Grave distorsión de precios en el mercado de GLP

El mercado de GLP presenta una grave distorsión de precios. En el 2004 se creó el Fondo para la Estabilización de Precios de los Combustibles Derivados del Petróleo (FEPC), un subsidio que mitigaba los efectos de la volatilidad de los precios internacionales del crudo para los consumidores peruanos. En el FEPC se incluyó al GLP envasado y automotriz. En el 2012, se retiró al GLP vehicular.

A partir del 2016 se inicia una fuerte tendencia alcista en el precio del GLP. Gracias al subsidio, se produjo una apreciable diferencia entre el GLP envasado y el vehicular, circunstancia que varias empresas aprovecharon para conseguir GLP envasado a un precio reducido para venderla a los grifos que expenden GLP automotriz.

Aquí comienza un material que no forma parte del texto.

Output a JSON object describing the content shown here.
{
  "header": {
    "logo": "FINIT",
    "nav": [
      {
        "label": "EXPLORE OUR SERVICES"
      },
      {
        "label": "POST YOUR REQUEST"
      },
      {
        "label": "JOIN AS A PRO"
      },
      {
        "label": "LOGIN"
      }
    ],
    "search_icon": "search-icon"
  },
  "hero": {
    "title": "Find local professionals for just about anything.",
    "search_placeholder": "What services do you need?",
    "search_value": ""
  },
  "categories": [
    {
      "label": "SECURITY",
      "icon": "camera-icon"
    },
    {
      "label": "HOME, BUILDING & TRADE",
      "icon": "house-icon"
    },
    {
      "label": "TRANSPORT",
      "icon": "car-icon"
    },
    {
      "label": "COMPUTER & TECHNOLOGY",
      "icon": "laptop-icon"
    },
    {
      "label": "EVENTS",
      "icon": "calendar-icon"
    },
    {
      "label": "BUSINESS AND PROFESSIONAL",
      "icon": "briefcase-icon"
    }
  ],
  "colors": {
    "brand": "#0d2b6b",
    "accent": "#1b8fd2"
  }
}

¿Qué ocasiona esta ilegalidad? El economista Walter Espinoza, gerente general de Villaverde Consultores & Inversiones, explicó que, como producto, no hay diferencia entre el GLP envasado y el automotriz. “Es un principio económico que, cuando un producto tiene dos precios distintos, esa distorsión genera un mercado negro”, apuntó. Según sus cálculos, en el 2016 se perdieron en el FEPC, en total, alrededor de 130 millones de soles. “De ese monto, aproximadamente el 10% terminó en el sector automotriz. En resumen, algunas envasadoras se quedaron con 13 millones de soles del subsidio”, afirmó.

UN FALSO CRECIMIENTO

El economista Espinoza señala que en las estadísticas oficiales el consumo del GLP vehicular está creciendo. Pero, al no tener en cuenta la distorsión, los números no reflejan que lo que está creciendo es el consumo de GLP envasado. “Hay una distorsión en las cifras oficiales del Estado que varía hasta en un 15%”, precisó. Este crecimiento “virtual” del GLP envasado equivale, en un solo mes, según las cifras oficiales, a 800 mil familias que consumen GLP y, de repente, desaparecen.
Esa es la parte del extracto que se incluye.